The matrix $U^\dagger$ achieving that Cartesian to spherical basis change is given in footnote nb 3 of the WP article
or this answer . In an innocuously rephased form, 
$$
U^\dagger \begin{pmatrix}\Delta^{++}+\Delta^0\\i(\Delta^{++}-\Delta^0)\\\sqrt{2}\Delta^+ \end{pmatrix} =  \frac{1}{\sqrt{2}} \left(\begin{matrix} 1 & -i & 0 \\ 0 & 0 & \sqrt{2} \\ 1 & i & 0\end{matrix}\right) ~\begin{pmatrix}\Delta^{++}+\Delta^0\\i(\Delta^{++}-\Delta^0)\\\sqrt{2}\Delta^+ \end{pmatrix}= \sqrt{2}\begin{pmatrix}\Delta^{++}\\\Delta^+ \\ \Delta^0 \end{pmatrix}.
$$


*

*To confirm the normalization of the half-angle and the signs, take only the 3rd component of θ to be non-vanishing and infinitesimal, so the rotation increment of Δ is a simpler matrix with vanishing diagonals.
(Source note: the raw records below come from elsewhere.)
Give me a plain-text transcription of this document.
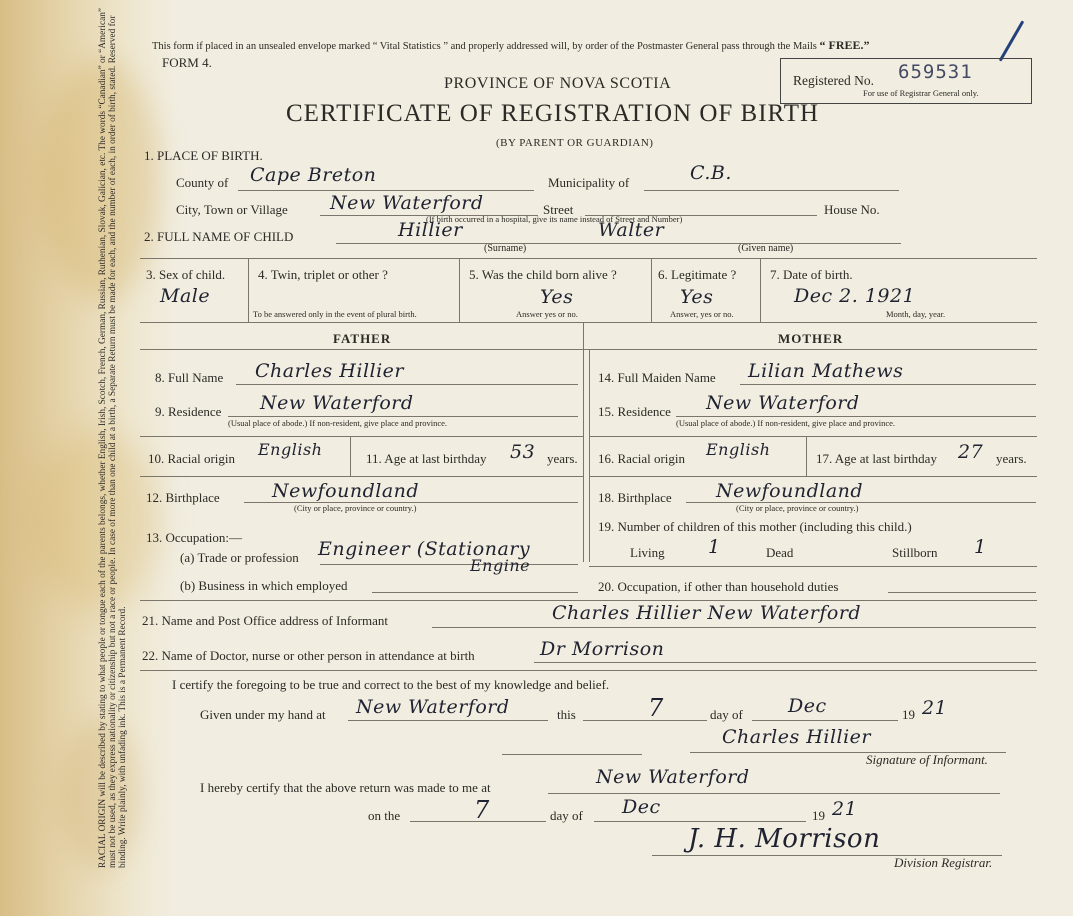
RACIAL ORIGIN will be described by stating to what people or tongue each of the parents belongs, whether English, Irish, Scotch, French, German, Russian, Ruthenian, Slovak, Galician, etc. The words “Canadian” or “American” must not be used, as they express nationality or citizenship but not a race or people. In case of more than one child at a birth, a Separate Return must be made for each, and the number of each, in order of birth, stated. Reserved for binding. Write plainly, with unfading ink. This is a Permanent Record.
This form if placed in an unsealed envelope marked “ Vital Statistics ” and properly addressed will, by order of the Postmaster General pass through the Mails “ FREE.”
FORM 4.
PROVINCE OF NOVA SCOTIA
CERTIFICATE OF REGISTRATION OF BIRTH
(BY PARENT OR GUARDIAN)
Registered No. 659531
For use of Registrar General only.
1. PLACE OF BIRTH.
County of Cape Breton	Municipality of	C.B.
City, Town or Village New Waterford	Street	House No.
(If birth occurred in a hospital, give its name instead of Street and Number)
2. FULL NAME OF CHILD	Hillier	Walter
(Surname)	(Given name)
3. Sex of child.
Male
4. Twin, triplet or other ?
To be answered only in the event of plural birth.
5. Was the child born alive ?
Yes
Answer yes or no.
6. Legitimate ?
Yes
Answer, yes or no.
7. Date of birth.
Dec 2. 1921
Month, day, year.
FATHER	MOTHER
8. Full Name Charles Hillier
9. Residence New Waterford
(Usual place of abode.) If non-resident, give place and province.
10. Racial origin English	11. Age at last birthday 53 years.
12. Birthplace	Newfoundland
(City or place, province or country.)
13. Occupation:—
(a) Trade or profession Engineer (Stationary
Engine
(b) Business in which employed
14. Full Maiden Name Lilian Mathews
15. Residence New Waterford
(Usual place of abode.) If non-resident, give place and province.
16. Racial origin English	17. Age at last birthday 27 years.
18. Birthplace Newfoundland
(City or place, province or country.)
19. Number of children of this mother (including this child.)
Living 1	Dead	Stillborn 1
20. Occupation, if other than household duties
21. Name and Post Office address of Informant	Charles Hillier New Waterford
22. Name of Doctor, nurse or other person in attendance at birth	Dr Morrison
I certify the foregoing to be true and correct to the best of my knowledge and belief.
Given under my hand at New Waterford	this	7	day of Dec	19 21
Charles Hillier
Signature of Informant.
I hereby certify that the above return was made to me at	New Waterford
on the	7	day of Dec	19 21
J. H. Morrison
Division Registrar.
Check that the increment components of $\vec{\phi}$ are now given by commutators (adjoint) and fully comport  with the classical cross-product increment of the triplet representation you specified. It is then evident upon commutation with $\tau_3/2$ that the $T_3$ eigenvalues of the triplet $(\Delta^{++},\Delta^+, \Delta^0)$ are (1,0,-1), so that its $Y=Q-T_3=1$. I normalize the weak hypercharge the modern ("alternative") way, i.e. dropping the superfluous strong denominator of 2. 

*You may find the derivation of T to all orders through this construction in this answer.